鷹の“アキレス腱”になる危険性 甲斐拓也は盤石も…混沌とする“2番手捕手”争い

Full-Count 福谷佑介

2022.2.27(日) 06:50

福岡ソフトバンク・九鬼隆平(左)と海野隆司※写真提供:Full-Count(写真:藤浦一都)
福岡ソフトバンク・九鬼隆平(左)と海野隆司※写真提供:Full-Count(写真:藤浦一都)

直近の対外試合3試合で投手陣は36安打26失点を喫している

■オリックス 8ー4 福岡ソフトバンク(オープン戦・26日・宮崎)

 26日に宮崎市の生目の杜運動公園で行われたオリックスとのオープン戦に4-8で敗れた福岡ソフトバンク。先発の千賀、2番手の和田と開幕ローテ当確の主力投手2人が計15安打8失点と、昨年のパ・リーグ王者に打ち込まれる展開に。対外試合3連敗となったチーム状況で気がかりなのが、正捕手の甲斐拓也捕手に続く“2番手捕手”の争いだ。

 開幕投手に決まっている千賀は2回に5安打を集中されて4失点。2番手の和田も4回と6回に2点ずつ失い、リードを広げられた。指揮官は両投手に「『まだ1か月ある』じゃなく『もう1か月しかない』と思って状態を上げていってもらいたい」と注文をつける一方で「もっともっとバッテリーで話して試合に挑まないと」と、スタメンマスクを被った海野隆司捕手にも苦言を呈していた。

 福岡ソフトバンクには東京五輪で金メダル獲得にも貢献した甲斐が正捕手として君臨し、その座は揺るがない。ただ、甲斐1人で1年間を戦えるかは分からない。怪我などに備えた2番手捕手は重要だ。昨季までは高谷裕亮がいたものの、現役を退き、2軍バッテリーコーチに就任。ここを埋める存在として海野、九鬼といった若い捕手の成長は不可欠なのだ。

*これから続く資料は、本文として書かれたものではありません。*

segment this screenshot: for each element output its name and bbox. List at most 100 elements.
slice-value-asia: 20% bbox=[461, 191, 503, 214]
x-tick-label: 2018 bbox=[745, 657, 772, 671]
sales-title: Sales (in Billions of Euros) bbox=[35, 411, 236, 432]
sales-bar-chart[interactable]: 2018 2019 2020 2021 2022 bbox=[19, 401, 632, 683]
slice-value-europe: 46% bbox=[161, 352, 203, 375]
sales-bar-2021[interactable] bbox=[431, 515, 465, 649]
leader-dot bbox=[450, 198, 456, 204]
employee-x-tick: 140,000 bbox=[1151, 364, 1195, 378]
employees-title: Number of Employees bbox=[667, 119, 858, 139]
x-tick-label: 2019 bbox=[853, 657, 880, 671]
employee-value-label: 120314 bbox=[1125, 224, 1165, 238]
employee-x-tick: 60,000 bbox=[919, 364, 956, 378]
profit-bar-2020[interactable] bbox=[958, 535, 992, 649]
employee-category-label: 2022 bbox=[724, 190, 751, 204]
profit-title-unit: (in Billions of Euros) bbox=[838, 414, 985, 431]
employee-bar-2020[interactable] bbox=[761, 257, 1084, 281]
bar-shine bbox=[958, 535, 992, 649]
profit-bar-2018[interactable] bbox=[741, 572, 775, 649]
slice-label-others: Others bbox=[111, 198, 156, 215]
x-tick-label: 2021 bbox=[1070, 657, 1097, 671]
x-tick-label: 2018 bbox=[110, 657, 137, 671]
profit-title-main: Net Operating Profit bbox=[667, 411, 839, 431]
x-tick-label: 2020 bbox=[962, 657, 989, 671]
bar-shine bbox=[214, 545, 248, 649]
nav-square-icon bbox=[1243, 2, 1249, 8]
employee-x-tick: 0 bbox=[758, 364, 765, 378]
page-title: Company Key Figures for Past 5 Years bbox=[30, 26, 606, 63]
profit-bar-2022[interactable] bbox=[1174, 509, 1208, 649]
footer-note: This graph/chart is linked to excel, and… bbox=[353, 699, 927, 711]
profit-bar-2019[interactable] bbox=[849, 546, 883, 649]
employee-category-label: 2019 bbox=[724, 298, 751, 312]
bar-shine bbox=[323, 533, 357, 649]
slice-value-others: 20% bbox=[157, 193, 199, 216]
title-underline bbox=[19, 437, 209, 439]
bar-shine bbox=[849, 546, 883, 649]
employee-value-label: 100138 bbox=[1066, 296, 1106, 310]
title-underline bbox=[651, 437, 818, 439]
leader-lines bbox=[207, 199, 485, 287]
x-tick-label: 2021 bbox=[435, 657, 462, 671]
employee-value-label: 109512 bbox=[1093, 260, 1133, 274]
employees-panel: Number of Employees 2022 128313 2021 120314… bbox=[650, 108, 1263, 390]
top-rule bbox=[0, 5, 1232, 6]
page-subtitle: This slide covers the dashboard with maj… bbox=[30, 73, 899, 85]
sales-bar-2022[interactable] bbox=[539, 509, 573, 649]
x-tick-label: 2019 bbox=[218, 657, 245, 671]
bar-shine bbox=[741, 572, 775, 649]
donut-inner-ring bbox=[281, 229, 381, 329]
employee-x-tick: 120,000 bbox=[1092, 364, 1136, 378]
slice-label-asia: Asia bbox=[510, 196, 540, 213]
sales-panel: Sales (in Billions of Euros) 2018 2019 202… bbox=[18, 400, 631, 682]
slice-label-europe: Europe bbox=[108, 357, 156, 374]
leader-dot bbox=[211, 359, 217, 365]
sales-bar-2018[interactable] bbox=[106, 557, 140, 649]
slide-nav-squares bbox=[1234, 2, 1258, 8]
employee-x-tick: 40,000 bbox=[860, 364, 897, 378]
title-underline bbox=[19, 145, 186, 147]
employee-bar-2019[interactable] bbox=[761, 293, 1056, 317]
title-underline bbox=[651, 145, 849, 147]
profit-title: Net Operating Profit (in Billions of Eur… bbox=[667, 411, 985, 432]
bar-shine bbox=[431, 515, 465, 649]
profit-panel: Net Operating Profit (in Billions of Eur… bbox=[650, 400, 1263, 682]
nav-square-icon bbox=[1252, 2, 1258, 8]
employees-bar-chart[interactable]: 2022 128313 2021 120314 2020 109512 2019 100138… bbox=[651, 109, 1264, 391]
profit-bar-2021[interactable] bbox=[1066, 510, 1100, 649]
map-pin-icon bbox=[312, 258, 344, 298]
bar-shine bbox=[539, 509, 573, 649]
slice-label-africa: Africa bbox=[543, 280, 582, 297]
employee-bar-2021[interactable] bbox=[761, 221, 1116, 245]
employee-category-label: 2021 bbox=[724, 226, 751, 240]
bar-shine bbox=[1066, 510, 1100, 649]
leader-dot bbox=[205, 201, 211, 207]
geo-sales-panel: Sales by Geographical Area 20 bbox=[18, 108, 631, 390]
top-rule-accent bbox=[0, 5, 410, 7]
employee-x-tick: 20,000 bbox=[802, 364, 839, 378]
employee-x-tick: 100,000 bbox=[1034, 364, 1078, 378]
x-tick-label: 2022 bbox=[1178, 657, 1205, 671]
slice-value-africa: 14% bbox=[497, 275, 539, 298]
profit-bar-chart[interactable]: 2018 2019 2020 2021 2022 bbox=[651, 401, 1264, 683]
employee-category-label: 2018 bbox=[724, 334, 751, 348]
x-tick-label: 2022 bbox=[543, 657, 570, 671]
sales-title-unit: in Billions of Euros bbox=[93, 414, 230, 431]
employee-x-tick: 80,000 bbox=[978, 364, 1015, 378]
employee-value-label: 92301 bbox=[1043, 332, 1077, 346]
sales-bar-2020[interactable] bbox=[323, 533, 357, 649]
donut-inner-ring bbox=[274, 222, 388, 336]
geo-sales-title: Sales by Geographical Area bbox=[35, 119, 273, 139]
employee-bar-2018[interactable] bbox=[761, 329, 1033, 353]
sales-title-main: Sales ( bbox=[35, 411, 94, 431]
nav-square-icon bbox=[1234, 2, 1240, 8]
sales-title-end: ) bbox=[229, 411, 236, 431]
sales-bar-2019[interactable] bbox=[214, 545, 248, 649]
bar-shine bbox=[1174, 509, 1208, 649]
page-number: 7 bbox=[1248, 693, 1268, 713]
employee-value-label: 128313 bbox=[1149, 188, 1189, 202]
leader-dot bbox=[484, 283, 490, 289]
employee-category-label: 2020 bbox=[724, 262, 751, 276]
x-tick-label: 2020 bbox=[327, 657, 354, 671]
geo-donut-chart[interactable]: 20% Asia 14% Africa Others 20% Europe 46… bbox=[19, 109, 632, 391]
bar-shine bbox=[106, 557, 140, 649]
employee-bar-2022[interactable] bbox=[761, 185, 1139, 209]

 23日の埼玉西武戦では九鬼がスタメンマスクを被り、海野が途中出場。24日の千葉ロッテ戦では海野が1試合を通じて出場し、この日のオリックス戦では海野がスタメン、途中からは九鬼がマスクを被った。この3試合で投手陣は36安打を浴びて、26失点と大量失点が続いている。

オリックス戦は千賀、和田で計8失点「もっともっとバッテリーで話して試合に挑まないと」

 すでに、24日の千葉ロッテ戦後に藤本監督は「昨日の九鬼でも言いましたけど、海野も高い球打たれているんだからもっとジェスチャーで見せるとか、もっと広くとかジェスチャーが足らなかったと思います。甲斐だったら、それくらいすると思います。甲斐が1年、怪我なくできるか分からない。2番手を試しているわけだから、アピールしてくれないと分からない。渡邉、谷川原もいる。その辺も競争させていこうかなと思っています」と語っていた。

 1日オフを挟んでのオリックス戦だったが、再び「千賀や和田、東浜の球を受ける時に、投げる前にちょこっと話をしただけじゃね。ローテに入る実績ある投手なんだから、今日は何を試したいか、そういう話をもっともっとバッテリーで話して試合に挑まないと。ある程度はやっているとは思うけど、もっと綿密にやってもらいたい。思うところはあって、バッテリーコーチにはお願いしておきました」と語り、コーチも含めた捕手陣への苦言が続いている。

「2番手のキャッチャーは課題ですからね」という藤本監督。現状、正捕手の甲斐を脅かすどころか、B組にいる渡邉陸や谷川原健太らに割って入る余地すら与えかねない2番手捕手争い。甲斐がもし怪我でもしたら……。鷹の“アキレス腱”になりかねない危険性をはらんでいる。